TEMPO Interaktif, Yerusalem: Petinggi Yahudi di Israel menghentikan dialog reguler dengan Vatikan akibat otoritas tertinggi Katolik mencabut hukuman ekskomunikasi terhadap seorang uskup yang menyatakan jumlah korban Holocaust dibesar-besarkan.
Pemimpin para rabi (pendeta) Yahudi itu pada Rabu (28/1) mengirim surat ke Vatikan. Mereka memprotes keputusan Paus Benediktus XVI yang memulihkan kembali kedudukan seorang uskup, Richard Williamson, setelah 20 tahun menjalani ekskomunikasi.
Keputusan otoritas Vatikan memulihkan kedudukan Williamson ini membuat kalangan Yahudi marah.
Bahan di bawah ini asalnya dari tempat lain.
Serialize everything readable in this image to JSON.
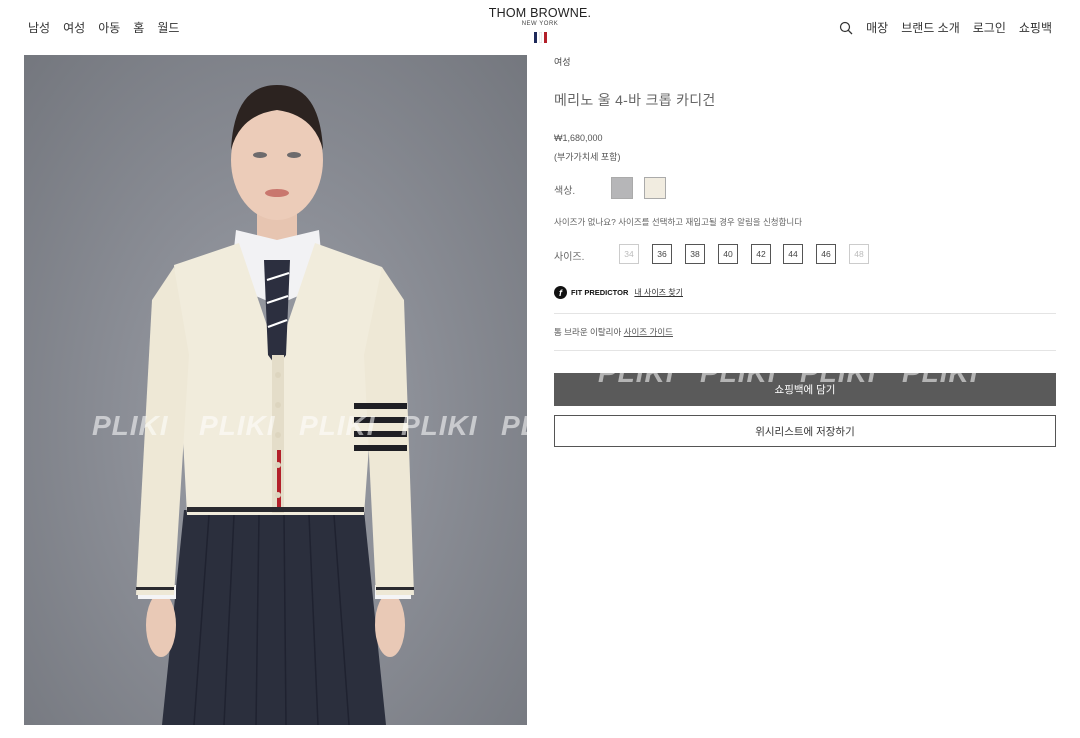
{
  "header": {
    "nav_left": [
      "남성",
      "여성",
      "아동",
      "홈",
      "월드"
    ],
    "logo": {
      "main": "THOM BROWNE.",
      "sub": "NEW YORK"
    },
    "flag_colors": [
      "#1e2a5a",
      "#ffffff",
      "#b3202a"
    ],
    "nav_right": [
      "매장",
      "브랜드 소개",
      "로그인",
      "쇼핑백"
    ]
  },
  "watermark": "PLIKI",
  "product": {
    "breadcrumb": "여성",
    "title": "메리노 울 4-바 크롭 카디건",
    "price": "₩1,680,000",
    "vat_note": "(부가가치세 포함)",
    "color_label": "색상.",
    "colors": [
      {
        "name": "grey",
        "hex": "#b6b6b8"
      },
      {
        "name": "ivory",
        "hex": "#f1ece0"
      }
    ],
    "size_note": "사이즈가 없나요? 사이즈를 선택하고 재입고될 경우 알림을 신청합니다",
    "size_label": "사이즈.",
    "sizes": [
      {
        "label": "34",
        "available": false
      },
      {
        "label": "36",
        "available": true
      },
      {
        "label": "38",
        "available": true
      },
      {
        "label": "40",
        "available": true
      },
      {
        "label": "42",
        "available": true
      },
      {
        "label": "44",
        "available": true
      },
      {
        "label": "46",
        "available": true
      },
      {
        "label": "48",
        "available": false
      }
    ],
    "fit_icon": "f",
    "fit_brand": "FIT PREDICTOR",
    "fit_link": "내 사이즈 찾기",
    "guide_text": "톰 브라운 이탈리아",
    "guide_link": "사이즈 가이드",
    "add_to_bag": "쇼핑백에 담기",
    "wishlist": "위시리스트에 저장하기"
  }
}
Otoritas rabi pun memutuskan tidak akan melanjutkan dialog yang setiap tahun digelar dua kali.
"Sangat sulit bagi para pemimpin rabi di Israel untuk melanjutkan dialog dengan Vatikan seperti sebelumnya," tulis mereka kepada Vatikan, yang salinannya dikirim kepada kantor berita AP.
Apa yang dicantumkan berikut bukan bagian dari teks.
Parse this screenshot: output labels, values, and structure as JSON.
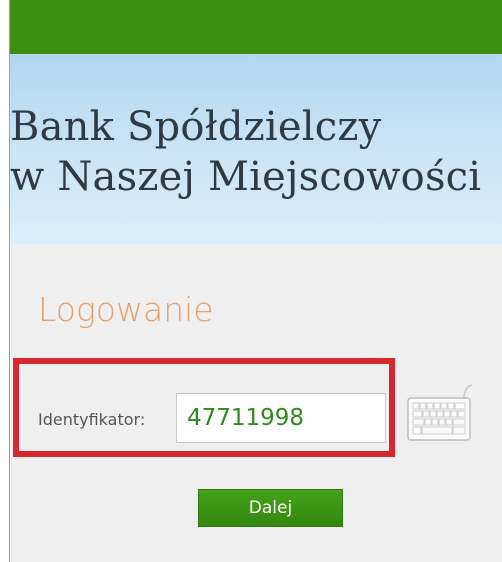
{
  "header": {
    "line1": "Bank Spółdzielczy",
    "line2": "w Naszej Miejscowości"
  },
  "login": {
    "title": "Logowanie",
    "id_label": "Identyfikator:",
    "id_value": "47711998",
    "next_label": "Dalej",
    "keyboard_icon": "virtual-keyboard-icon"
  },
  "colors": {
    "brand_green": "#3a8f12",
    "title_orange": "#e8a06e",
    "input_text_green": "#2e8c1c",
    "highlight_red": "#d8262e"
  }
}
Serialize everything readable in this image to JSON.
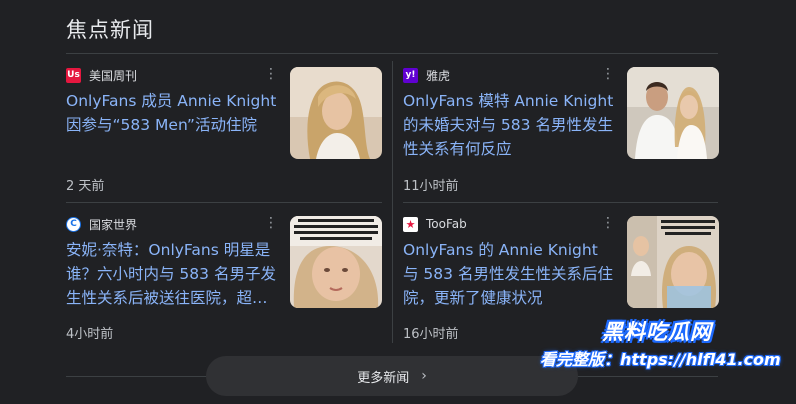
{
  "section": {
    "title": "焦点新闻"
  },
  "cards": [
    {
      "source": "美国周刊",
      "favicon_text": "Us",
      "favicon_bg": "#e5173f",
      "headline": "OnlyFans 成员 Annie Knight 因参与“583 Men”活动住院",
      "time": "2 天前"
    },
    {
      "source": "雅虎",
      "favicon_text": "y!",
      "favicon_bg": "#6001d2",
      "headline": "OnlyFans 模特 Annie Knight 的未婚夫对与 583 名男性发生性关系有何反应",
      "time": "11小时前"
    },
    {
      "source": "国家世界",
      "favicon_text": "C",
      "favicon_bg": "#1a73e8",
      "headline": "安妮·奈特：OnlyFans 明星是谁？六小时内与 583 名男子发生性关系后被送往医院，超…",
      "time": "4小时前"
    },
    {
      "source": "TooFab",
      "favicon_text": "★",
      "favicon_bg": "#ffffff",
      "headline": "OnlyFans 的 Annie Knight 与 583 名男性发生性关系后住院，更新了健康状况",
      "time": "16小时前"
    }
  ],
  "more_button": {
    "label": "更多新闻"
  },
  "watermark": {
    "line1": "黑料吃瓜网",
    "line2": "看完整版：https://hlfl41.com"
  },
  "colors": {
    "background": "#202124",
    "link": "#8ab4f8",
    "divider": "#3c4043"
  }
}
Hubungan Vatikan, yang sampai sekarang tidak mengakui negara Israel, dengan kalangan Yahudi di negara itu baru membaik pada tahun 2000 saat Paus Yohanes Paulus II mengunjungi Yerusalem. Sejak itu, setahun para petinggi Katolik dan Yahudi bertemu dua kali untuk membicarakan masalah agama.
Williamson sendiri diekskomunikasikan bersama sejumlah pastor lain karena mengikuti ritual yang dipimpin seorang uskup agung ultrakonservatif tanpa persetujuan Vatikan. Saat itu, Vatikan menyebut langkah itu sebagai perpecahan.
Pekan lalu dalam wawancara di televisi Swedia, Williamson menyatakan bahwa jumlah Yahudi yang menjadi korban kamar gas Nazi Jerman, pada Perang Dunia II, dibesar-besarkan. Bukti, kata Williamson, menyatakan jumlah Yahudi yang tewas di kamar gas tidak sampai enam juta orang. Kemungkin besar, paling banyak jumlah korban Yahudi di tangan Nazi itu 300 ribu. "Itupun tidak satu pun akibat gas dalam kamar gas," katanya.
Vatikan sudah menyatakan bahwa pencabutan ekskomunikasi tidak berarti bahwa pihak mereka setuju dengan pandangan Williamson.